Example: «Infant pacification may have led to the origins of language». Would it be grammatically correct if I used "might" instead of "may"?
"may" and "might" are nearly interchangeable. The sentence you cite would be equally correct with "might".
"might" is actually less ambiguous than "may", because "may" can mean "has/have permission" as well as "it is possible that".
permission: can, may
possibility: might, may
Can I help you? May I help you? (permission)
I might go shopping. I may go shopping. (possibility)
May I go shopping? Yes. You may go shopping. (permission)
Are you going shopping? I don't know. I may go shopping. (possibility)
"might" is typically only used for permission in reported speech, but even then many speakers do not necessarily change "may" to "might":
Original: He may leave. (permission)
Reported: I said he might leave. [ I said he may leave. ]
Using "might" (as with "could", "would", and "should") often sounds more polite as it tends to give a "distance" between the speaker and the listener. For example, I would never say, "May I go?" to a superior at work, as that seems too impolite. It would always be, "Might I go?"
Where are you from Ailian? "Might I go?" sounds very British. I would only ever say "May I go?" but we probably don't have the same separation of classes here in Australia.

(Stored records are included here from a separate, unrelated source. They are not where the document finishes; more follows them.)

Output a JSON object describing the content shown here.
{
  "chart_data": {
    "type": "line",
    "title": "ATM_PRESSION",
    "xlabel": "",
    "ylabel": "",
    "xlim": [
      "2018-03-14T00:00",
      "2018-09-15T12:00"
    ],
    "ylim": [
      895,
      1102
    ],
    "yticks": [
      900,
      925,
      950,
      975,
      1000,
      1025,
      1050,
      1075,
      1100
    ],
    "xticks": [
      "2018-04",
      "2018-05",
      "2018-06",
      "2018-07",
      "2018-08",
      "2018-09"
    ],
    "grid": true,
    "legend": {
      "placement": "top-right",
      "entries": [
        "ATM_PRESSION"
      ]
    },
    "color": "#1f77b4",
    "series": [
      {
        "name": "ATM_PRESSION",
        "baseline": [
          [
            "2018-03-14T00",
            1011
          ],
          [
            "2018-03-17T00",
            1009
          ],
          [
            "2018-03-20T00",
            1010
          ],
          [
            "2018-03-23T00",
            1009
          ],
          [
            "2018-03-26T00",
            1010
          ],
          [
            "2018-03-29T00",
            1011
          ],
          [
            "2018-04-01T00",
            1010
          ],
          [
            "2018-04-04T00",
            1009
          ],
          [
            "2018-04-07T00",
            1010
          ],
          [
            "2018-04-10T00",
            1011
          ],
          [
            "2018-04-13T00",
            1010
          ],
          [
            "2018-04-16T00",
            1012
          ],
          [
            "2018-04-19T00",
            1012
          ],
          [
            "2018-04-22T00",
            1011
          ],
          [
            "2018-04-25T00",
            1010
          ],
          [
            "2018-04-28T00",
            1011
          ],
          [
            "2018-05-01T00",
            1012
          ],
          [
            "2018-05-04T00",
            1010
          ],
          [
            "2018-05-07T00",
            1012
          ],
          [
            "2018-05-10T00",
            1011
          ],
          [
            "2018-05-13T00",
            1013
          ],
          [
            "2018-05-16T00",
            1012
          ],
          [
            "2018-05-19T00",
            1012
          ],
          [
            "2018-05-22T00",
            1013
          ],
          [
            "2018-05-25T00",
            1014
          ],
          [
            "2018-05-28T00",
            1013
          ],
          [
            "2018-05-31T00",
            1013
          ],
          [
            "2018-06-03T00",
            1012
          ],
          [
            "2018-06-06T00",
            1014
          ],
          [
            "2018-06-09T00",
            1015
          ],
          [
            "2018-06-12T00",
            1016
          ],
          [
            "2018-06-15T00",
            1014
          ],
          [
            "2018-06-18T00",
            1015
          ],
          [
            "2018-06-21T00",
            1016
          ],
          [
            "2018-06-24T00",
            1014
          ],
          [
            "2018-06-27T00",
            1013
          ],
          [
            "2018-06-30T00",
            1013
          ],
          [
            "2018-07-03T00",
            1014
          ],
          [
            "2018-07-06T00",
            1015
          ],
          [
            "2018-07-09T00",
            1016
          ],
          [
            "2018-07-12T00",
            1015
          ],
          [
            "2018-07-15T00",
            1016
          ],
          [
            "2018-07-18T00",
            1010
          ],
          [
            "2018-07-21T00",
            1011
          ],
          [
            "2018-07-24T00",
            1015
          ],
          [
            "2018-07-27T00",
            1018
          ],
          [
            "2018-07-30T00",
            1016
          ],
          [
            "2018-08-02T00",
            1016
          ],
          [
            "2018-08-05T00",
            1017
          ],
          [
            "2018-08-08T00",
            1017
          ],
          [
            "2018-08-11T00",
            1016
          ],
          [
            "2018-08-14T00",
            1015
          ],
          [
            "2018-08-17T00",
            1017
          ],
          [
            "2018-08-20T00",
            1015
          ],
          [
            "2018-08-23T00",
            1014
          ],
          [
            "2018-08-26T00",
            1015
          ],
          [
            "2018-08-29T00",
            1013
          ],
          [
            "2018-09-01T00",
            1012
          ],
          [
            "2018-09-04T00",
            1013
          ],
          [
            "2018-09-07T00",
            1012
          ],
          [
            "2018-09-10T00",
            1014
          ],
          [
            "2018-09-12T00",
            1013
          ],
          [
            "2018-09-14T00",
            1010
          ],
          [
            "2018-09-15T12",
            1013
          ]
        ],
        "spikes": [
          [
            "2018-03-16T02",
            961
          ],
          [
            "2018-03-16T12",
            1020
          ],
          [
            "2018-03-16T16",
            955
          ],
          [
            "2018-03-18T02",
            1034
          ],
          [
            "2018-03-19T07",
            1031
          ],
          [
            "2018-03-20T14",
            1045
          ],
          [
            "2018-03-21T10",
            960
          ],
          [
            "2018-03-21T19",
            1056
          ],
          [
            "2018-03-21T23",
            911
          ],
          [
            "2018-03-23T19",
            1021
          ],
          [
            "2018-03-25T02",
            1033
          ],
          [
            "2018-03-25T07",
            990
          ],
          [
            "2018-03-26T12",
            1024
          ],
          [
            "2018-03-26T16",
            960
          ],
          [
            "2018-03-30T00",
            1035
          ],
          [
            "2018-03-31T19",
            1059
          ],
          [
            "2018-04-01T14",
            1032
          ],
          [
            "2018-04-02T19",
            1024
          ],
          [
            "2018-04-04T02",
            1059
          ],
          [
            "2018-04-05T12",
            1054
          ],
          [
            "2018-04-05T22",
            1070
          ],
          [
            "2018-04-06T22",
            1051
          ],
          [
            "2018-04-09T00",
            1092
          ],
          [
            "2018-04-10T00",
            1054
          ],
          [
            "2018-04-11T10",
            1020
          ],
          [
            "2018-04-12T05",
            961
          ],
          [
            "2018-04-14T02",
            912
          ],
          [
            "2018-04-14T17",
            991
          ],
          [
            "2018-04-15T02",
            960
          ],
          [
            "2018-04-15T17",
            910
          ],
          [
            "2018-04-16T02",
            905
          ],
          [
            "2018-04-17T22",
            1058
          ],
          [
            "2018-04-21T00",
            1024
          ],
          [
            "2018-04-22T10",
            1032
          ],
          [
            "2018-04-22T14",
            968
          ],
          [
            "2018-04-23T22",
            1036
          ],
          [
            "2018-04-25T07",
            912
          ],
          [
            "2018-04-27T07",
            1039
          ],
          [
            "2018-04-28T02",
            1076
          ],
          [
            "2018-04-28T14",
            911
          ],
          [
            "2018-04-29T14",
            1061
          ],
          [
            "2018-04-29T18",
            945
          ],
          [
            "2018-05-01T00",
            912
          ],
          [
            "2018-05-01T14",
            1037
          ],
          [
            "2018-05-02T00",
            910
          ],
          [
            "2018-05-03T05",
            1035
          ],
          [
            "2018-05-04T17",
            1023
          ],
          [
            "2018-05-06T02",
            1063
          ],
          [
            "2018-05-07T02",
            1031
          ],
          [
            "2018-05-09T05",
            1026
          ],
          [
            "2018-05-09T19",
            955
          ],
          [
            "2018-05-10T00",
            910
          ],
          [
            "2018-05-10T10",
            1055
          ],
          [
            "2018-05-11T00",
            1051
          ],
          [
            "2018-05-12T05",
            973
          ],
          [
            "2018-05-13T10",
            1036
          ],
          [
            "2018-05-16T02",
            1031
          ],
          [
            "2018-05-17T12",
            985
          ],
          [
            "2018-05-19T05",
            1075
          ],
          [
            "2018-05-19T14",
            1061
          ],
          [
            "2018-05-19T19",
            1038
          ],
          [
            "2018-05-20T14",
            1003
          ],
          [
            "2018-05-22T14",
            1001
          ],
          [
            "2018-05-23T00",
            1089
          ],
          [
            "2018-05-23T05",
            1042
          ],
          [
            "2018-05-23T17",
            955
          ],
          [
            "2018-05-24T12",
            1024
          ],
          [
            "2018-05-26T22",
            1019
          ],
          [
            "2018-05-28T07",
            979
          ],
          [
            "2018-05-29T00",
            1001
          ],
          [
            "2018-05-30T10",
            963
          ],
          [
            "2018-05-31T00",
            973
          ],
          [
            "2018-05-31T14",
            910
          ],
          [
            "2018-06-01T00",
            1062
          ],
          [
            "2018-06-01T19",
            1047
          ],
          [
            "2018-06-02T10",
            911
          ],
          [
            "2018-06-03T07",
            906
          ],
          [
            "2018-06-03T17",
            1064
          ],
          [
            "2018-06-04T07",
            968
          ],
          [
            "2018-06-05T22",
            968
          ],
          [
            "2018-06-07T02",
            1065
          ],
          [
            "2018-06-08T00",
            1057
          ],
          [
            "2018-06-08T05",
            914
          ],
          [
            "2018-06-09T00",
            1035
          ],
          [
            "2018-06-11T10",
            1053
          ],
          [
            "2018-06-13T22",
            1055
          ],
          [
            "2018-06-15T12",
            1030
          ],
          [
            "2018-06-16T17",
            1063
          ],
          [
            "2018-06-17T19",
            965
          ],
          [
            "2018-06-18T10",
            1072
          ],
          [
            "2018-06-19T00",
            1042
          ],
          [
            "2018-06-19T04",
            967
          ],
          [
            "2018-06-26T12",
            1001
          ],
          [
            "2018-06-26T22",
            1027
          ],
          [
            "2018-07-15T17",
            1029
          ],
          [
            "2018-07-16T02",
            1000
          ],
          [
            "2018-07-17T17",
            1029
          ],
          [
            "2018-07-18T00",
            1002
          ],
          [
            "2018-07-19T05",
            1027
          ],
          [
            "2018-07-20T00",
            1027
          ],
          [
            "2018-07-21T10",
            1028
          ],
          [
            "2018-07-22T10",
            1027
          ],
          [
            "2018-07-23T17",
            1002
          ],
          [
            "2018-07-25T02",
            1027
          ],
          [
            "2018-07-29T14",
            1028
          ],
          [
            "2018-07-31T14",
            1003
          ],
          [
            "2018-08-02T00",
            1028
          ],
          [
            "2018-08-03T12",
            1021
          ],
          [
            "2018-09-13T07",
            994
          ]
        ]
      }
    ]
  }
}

I'm from Louisiana, USA, though I was raised by my extremely polite and proper Creole grandparents (http://en.wikipedia.org/wiki/Creole#New_Orleans_and_Louisiana_Creole
). It's quite normal for others from my area as well as for Cajuns, from what I know, and we also continue to use the subjunctive ("if i were..." et al) and many (myself included) still use a voiceless labial-velar fricative (wh) rather than a voiced labial-velar approximate (w).